In the insurance context, a brokerage firm deals with multiple insurance companies to sell their products. This means they often have a wider selection of products to choose from to ensure their clients get the protection they need with the best possible terms.
Insurance is generally distributed in two main ways: through an intermediary such as an independent broker or through a direct writer.
Insuranceopedia Explains Brokerage Firm
A brokerage firm is mostly composed of brokers, people who buy and sell goods on behalf of others. These brokers usually specialize in securities, financial instruments like stocks or bonds. Clients go to these firms either to buy or sell these instruments. For every completed transaction, the firm earns a commission, which serves as its source of income. A brokerage firm can also give professional advice about financial matters for a fee.
Where insurance is concerned, a broker is also the term for one who sells insurance. Like the brokers at a brokerage firm, these insurance professionals earn a commission from every insurance policy they sell. In a complex insurance market like Lloyd’s of London, brokers also act as intermediaries between insurance buyers and insurance syndicates. A brokerage firm earns a commission from insurers and pay their own expenses for office space, staff, software and other costs involved in operating a business. Clients also belong to the broker, so they can place policies with different insurance companies depending on market conditions and who is able to offer a product that is most suitable for their clients.

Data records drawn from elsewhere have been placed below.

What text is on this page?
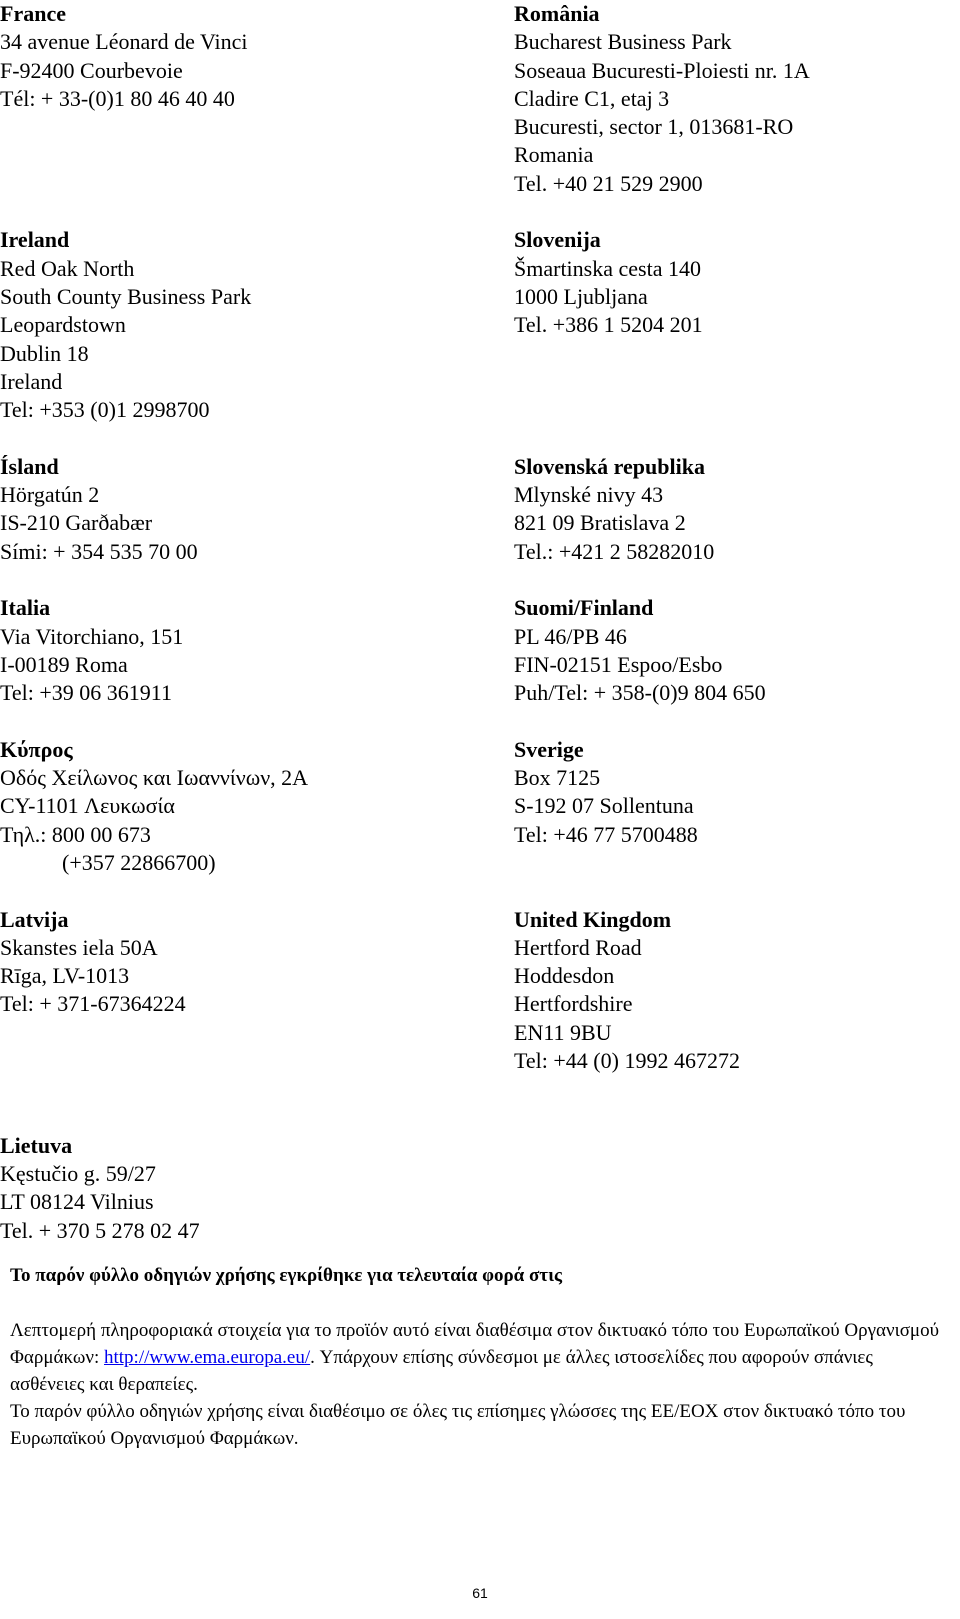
France
34 avenue Léonard de Vinci
F-92400 Courbevoie
Tél: + 33-(0)1 80 46 40 40
Ireland
Red Oak North
South County Business Park
Leopardstown
Dublin 18
Ireland
Tel: +353 (0)1 2998700
Ísland
Hörgatún 2
IS-210 Garðabær
Sími: + 354 535 70 00
Italia
Via Vitorchiano, 151
I-00189 Roma
Tel: +39 06 361911
Κύπρος
Οδός Χείλωνος και Ιωαννίνων, 2Α
CY-1101 Λευκωσία
Τηλ.: 800 00 673
(+357 22866700)
Latvija
Skanstes iela 50A
Rīga, LV-1013
Tel: + 371-67364224
Lietuva
Kęstučio g. 59/27
LT 08124 Vilnius
Tel. + 370 5 278 02 47
România
Bucharest Business Park
Soseaua Bucuresti-Ploiesti nr. 1A
Cladire C1, etaj 3
Bucuresti, sector 1, 013681-RO
Romania
Tel. +40 21 529 2900
Slovenija
Šmartinska cesta 140
1000 Ljubljana
Tel. +386 1 5204 201
Slovenská republika
Mlynské nivy 43
821 09 Bratislava 2
Tel.: +421 2 58282010
Suomi/Finland
PL 46/PB 46
FIN-02151 Espoo/Esbo
Puh/Tel: + 358-(0)9 804 650
Sverige
Box 7125
S-192 07 Sollentuna
Tel: +46 77 5700488
United Kingdom
Hertford Road
Hoddesdon
Hertfordshire
EN11 9BU
Tel: +44 (0) 1992 467272

Το παρόν φύλλο οδηγιών χρήσης εγκρίθηκε για τελευταία φορά στις

Λεπτομερή πληροφοριακά στοιχεία για το προϊόν αυτό είναι διαθέσιμα στον δικτυακό τόπο του Ευρωπαϊκού Οργανισμού Φαρμάκων: http://www.ema.europa.eu/. Υπάρχουν επίσης σύνδεσμοι με άλλες ιστοσελίδες που αφορούν σπάνιες ασθένειες και θεραπείες.

Το παρόν φύλλο οδηγιών χρήσης είναι διαθέσιμο σε όλες τις επίσημες γλώσσες της ΕΕ/ΕΟΧ στον δικτυακό τόπο του Ευρωπαϊκού Οργανισμού Φαρμάκων.

61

As the intermediary between customers (insureds) and sellers (insurance companies), brokers play an important role. As a representative of the insured, brokers at a brokerage firm are responsible for helping clients evaluate their risks and match them with the insurance products that best fit them based on risks identified, budget and risk appetite. Some brokers may also conduct extra risk management services, helping them with recommendations on how to control risk outside of what insurance covers. These are important value-added services that can help create a better customer experience and generate additional revenue for the brokerage firm.
Since brokerage firms contract with insurance companies to offer their products for sale, they also act as representatives of the insurance companies and owe them certain responsibilities as well. As the intermediary between insureds and insurers, brokers are also responsible for ensuring the insurers succeed. This means collecting premiums in a timely manner for policies written and fully disclosing all material facts to underwriters when making an application. Some brokerage firms may also have additional powers provided by the insurance company, such as the power to quote, bind coverages or even handle certain claims on behalf of the insurer.